Each corpus directory must contain a `merlin_metadata.json` file.

Minimal example:

```json
{ "class": "TextQADataset", "corpus_id": "wiki_corpus" }
```

* `pos_doc` and `neg_doc` can be lists of `{"id": ...}` dicts or raw IDs (they are normalized internally).
* If you set `use_dataset_instruction: true`, optional fields like `query_instruction` and `passage_instruction` in `merlin_metadata.json` are surfaced to the collator.

### Inline-Text JSONL (No Corpus Required)

This is convenient for custom fine-tuning pipelines where the documents are included **inline**.

**JSONL example (one example per line):**

```json
{"query":"Explain transformers","pos_doc":"Transformers are a type of neural network...","neg_doc":["RNNs are...","CNNs are..."]}
{"query":"What is Python?","pos_doc":["A programming language."],"neg_doc":"A snake."}
```

* `query` is accepted (`question` is also accepted as an alias).
* `pos_doc` and `neg_doc` can be either:
  * strings (interpreted as document text), or
  * lists of strings, or
  * dicts with at least `text` (optionally `image`, `nr_ocr`) for multimodal use cases.
* If `corpus_id` is not provided, it defaults to `__inline__`.
* `use_dataset_instruction: true` has no effect for pure inline records (instructions come from corpus metadata).

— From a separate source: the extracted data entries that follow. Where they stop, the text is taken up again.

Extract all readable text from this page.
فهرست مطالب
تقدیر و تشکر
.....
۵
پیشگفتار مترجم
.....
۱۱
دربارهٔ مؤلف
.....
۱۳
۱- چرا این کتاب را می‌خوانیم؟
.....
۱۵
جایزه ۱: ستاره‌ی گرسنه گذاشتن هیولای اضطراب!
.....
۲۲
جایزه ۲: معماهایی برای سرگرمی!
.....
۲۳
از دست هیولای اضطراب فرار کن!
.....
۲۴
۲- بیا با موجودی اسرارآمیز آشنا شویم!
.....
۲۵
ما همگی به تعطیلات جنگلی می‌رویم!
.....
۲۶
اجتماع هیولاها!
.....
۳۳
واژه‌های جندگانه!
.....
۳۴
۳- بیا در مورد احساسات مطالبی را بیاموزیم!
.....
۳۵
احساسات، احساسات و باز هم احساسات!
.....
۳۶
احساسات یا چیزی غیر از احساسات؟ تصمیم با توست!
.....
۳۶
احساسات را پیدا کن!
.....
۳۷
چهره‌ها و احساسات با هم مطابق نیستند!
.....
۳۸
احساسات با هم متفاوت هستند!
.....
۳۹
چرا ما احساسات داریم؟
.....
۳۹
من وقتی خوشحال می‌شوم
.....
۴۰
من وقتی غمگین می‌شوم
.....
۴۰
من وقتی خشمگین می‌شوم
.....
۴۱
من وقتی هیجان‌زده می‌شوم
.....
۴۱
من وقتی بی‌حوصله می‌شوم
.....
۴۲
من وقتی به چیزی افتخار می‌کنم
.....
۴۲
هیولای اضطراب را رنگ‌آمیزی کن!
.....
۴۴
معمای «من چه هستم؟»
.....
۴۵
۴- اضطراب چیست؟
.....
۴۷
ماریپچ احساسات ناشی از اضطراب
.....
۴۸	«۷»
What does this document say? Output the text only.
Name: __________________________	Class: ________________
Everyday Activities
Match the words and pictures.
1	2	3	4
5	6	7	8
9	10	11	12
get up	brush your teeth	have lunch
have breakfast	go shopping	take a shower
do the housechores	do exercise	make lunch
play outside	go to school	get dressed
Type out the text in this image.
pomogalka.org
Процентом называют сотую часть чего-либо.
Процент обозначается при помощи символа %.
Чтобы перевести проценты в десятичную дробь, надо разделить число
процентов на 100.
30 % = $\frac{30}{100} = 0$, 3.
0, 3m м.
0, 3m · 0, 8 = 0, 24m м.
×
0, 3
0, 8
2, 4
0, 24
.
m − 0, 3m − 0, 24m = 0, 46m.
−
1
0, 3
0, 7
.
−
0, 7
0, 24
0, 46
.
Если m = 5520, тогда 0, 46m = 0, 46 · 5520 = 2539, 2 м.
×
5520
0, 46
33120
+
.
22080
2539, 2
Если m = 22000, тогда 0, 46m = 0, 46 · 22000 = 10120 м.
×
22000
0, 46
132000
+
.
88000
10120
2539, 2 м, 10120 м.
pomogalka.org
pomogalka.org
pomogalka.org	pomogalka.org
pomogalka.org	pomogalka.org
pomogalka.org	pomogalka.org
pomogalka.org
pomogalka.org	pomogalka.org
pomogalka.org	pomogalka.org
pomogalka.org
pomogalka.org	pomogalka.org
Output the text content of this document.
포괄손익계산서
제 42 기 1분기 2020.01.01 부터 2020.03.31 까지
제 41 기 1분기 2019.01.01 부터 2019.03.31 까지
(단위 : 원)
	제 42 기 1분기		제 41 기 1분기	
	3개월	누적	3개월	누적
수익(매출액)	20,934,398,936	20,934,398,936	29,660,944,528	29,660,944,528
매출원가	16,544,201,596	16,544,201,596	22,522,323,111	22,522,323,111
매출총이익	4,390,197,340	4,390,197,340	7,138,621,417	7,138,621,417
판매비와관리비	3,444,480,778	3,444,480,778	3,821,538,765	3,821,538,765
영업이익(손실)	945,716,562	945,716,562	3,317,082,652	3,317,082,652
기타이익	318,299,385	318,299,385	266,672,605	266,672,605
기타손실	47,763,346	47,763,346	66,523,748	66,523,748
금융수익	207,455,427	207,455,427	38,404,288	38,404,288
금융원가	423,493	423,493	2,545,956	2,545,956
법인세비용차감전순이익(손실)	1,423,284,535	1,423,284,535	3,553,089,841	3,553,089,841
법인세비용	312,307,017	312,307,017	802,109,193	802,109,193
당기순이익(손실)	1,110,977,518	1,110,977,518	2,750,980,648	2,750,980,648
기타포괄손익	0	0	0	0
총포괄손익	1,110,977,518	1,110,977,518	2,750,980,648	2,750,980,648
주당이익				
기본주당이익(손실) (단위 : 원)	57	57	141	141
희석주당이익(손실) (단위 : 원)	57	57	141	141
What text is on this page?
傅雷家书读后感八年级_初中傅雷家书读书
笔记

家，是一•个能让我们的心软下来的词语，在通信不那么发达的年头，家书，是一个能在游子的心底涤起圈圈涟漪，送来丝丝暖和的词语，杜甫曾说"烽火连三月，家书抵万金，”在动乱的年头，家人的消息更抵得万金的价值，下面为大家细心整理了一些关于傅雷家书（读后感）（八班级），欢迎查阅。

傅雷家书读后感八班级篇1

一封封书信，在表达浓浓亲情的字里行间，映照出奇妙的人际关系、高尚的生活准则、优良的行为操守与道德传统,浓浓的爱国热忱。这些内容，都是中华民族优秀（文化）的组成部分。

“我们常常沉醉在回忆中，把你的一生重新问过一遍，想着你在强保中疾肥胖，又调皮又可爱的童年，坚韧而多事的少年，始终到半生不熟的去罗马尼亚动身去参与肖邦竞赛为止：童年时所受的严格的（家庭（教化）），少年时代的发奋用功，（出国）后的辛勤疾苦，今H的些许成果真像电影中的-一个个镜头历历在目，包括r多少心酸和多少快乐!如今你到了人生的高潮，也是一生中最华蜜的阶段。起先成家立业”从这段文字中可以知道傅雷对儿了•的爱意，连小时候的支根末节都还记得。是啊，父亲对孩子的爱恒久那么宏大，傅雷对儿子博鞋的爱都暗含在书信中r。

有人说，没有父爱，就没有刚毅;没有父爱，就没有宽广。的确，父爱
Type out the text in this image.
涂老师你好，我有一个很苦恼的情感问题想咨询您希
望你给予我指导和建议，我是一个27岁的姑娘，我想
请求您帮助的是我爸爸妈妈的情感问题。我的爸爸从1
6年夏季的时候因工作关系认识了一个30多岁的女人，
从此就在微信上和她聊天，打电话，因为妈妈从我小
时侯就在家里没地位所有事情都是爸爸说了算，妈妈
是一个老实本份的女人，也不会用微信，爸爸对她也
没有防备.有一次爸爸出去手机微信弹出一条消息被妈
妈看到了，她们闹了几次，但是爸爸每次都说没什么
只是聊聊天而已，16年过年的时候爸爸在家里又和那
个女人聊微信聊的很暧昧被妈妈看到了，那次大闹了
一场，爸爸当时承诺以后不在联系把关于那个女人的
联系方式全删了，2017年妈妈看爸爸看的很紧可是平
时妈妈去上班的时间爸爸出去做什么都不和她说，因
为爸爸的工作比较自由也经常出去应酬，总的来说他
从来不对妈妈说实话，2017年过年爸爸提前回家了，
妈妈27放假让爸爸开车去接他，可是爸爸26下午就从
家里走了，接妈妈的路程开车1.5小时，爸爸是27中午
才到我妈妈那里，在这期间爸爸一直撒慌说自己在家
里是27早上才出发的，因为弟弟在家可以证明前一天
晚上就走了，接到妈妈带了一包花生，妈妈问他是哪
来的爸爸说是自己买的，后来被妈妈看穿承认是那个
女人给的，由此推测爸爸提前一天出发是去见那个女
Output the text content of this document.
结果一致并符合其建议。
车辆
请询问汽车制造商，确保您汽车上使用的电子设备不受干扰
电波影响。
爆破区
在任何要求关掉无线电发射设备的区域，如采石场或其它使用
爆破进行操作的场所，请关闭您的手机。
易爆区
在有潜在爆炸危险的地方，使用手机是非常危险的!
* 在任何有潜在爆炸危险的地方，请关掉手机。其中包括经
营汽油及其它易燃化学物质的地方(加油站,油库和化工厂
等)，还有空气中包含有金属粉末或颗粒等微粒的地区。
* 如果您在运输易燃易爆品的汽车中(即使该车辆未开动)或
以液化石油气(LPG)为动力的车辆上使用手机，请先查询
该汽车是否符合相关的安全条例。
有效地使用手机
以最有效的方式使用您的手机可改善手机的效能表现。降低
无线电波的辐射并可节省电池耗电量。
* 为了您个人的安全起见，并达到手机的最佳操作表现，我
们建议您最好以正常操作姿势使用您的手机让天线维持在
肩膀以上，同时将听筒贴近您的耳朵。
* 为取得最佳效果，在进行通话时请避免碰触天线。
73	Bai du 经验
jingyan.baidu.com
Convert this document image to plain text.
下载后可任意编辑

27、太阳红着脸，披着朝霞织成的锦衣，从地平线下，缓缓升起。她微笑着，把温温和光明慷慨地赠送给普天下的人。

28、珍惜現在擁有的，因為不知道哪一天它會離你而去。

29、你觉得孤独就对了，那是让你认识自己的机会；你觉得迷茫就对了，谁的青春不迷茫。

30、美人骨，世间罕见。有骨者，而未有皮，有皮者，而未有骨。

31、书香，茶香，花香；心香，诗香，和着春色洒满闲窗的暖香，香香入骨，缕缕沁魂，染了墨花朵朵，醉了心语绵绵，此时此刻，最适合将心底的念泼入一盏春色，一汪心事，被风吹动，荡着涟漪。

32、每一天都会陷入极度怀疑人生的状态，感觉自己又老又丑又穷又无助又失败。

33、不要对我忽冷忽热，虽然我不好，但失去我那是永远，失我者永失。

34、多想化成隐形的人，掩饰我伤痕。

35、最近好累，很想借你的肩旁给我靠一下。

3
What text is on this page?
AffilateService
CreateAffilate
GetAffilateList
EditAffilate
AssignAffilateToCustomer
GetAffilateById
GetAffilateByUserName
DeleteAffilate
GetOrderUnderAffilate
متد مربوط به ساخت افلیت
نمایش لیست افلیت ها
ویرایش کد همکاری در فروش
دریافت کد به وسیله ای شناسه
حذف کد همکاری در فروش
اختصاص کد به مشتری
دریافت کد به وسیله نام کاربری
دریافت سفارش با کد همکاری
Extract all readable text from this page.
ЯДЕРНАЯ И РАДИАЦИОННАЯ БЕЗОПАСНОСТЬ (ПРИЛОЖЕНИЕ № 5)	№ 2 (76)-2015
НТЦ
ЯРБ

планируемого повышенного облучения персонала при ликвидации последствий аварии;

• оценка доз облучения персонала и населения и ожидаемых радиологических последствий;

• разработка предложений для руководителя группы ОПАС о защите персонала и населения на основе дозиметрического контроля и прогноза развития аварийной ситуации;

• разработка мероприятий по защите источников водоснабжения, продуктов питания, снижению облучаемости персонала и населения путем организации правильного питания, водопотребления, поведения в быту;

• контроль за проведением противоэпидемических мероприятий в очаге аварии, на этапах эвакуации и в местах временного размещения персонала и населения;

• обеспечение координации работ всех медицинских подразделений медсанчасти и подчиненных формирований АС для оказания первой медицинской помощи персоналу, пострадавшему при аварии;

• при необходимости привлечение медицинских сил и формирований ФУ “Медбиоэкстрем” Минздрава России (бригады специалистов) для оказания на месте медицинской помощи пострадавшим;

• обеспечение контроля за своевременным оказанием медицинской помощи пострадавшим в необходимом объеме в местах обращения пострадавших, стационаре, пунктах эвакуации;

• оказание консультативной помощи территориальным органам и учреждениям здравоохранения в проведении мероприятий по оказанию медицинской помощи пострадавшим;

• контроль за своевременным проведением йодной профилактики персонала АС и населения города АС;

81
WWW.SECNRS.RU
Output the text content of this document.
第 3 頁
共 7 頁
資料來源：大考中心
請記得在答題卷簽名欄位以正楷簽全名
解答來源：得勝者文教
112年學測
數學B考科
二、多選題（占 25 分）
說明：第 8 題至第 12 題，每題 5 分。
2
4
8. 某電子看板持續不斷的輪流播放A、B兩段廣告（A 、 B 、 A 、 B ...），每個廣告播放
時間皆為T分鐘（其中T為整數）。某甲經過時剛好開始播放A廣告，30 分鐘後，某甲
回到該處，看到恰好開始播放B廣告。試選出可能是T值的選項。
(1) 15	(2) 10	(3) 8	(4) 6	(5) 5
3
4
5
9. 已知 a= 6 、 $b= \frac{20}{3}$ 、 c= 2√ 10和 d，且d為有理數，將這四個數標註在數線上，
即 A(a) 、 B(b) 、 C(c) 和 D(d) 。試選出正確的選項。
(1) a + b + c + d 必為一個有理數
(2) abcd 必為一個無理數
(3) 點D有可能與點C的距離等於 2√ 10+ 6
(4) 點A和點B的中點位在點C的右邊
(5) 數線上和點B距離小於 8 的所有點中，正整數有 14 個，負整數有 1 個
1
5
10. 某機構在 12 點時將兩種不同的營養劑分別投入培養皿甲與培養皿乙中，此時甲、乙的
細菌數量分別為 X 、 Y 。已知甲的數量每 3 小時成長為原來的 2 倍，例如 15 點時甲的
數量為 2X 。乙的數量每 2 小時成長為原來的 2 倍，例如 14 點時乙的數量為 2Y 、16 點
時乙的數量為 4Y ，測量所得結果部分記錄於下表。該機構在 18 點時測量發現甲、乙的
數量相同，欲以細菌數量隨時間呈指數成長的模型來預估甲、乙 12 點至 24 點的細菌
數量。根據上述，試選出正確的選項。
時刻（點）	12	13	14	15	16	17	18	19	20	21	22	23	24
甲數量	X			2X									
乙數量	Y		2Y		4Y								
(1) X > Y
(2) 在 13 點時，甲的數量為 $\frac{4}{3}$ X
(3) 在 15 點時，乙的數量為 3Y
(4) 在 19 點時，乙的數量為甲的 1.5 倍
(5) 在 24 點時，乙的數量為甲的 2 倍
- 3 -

## YAML Usage (Dataset + Collator)

Use the dataset factory plus the bi-encoder collator:

```yaml
dataloader:
  _target_: torchdata.stateful_dataloader.StatefulDataLoader
  dataset:
    _target_: nemo_automodel.components.datasets.llm.make_retrieval_dataset
    data_dir_list:
      - /abs/path/to/train.jsonl   # or train.json (corpus-id format)
    data_type: train
    n_passages: 5                 # 1 positive + 4 negatives
    do_shuffle: true
    use_dataset_instruction: false
  collate_fn:
    _target_: nemo_automodel.components.datasets.llm.BiEncoderCollator
    q_max_len: 512
    p_max_len: 512
    query_prefix: "query:"
    passage_prefix: "passage:"
    pad_to_multiple_of: 8
```

## Requirements

* `pos_doc` must be **non-empty**.
* If training requests negatives (e.g., `n_passages > 1`), `neg_doc` must contain **at least one** document.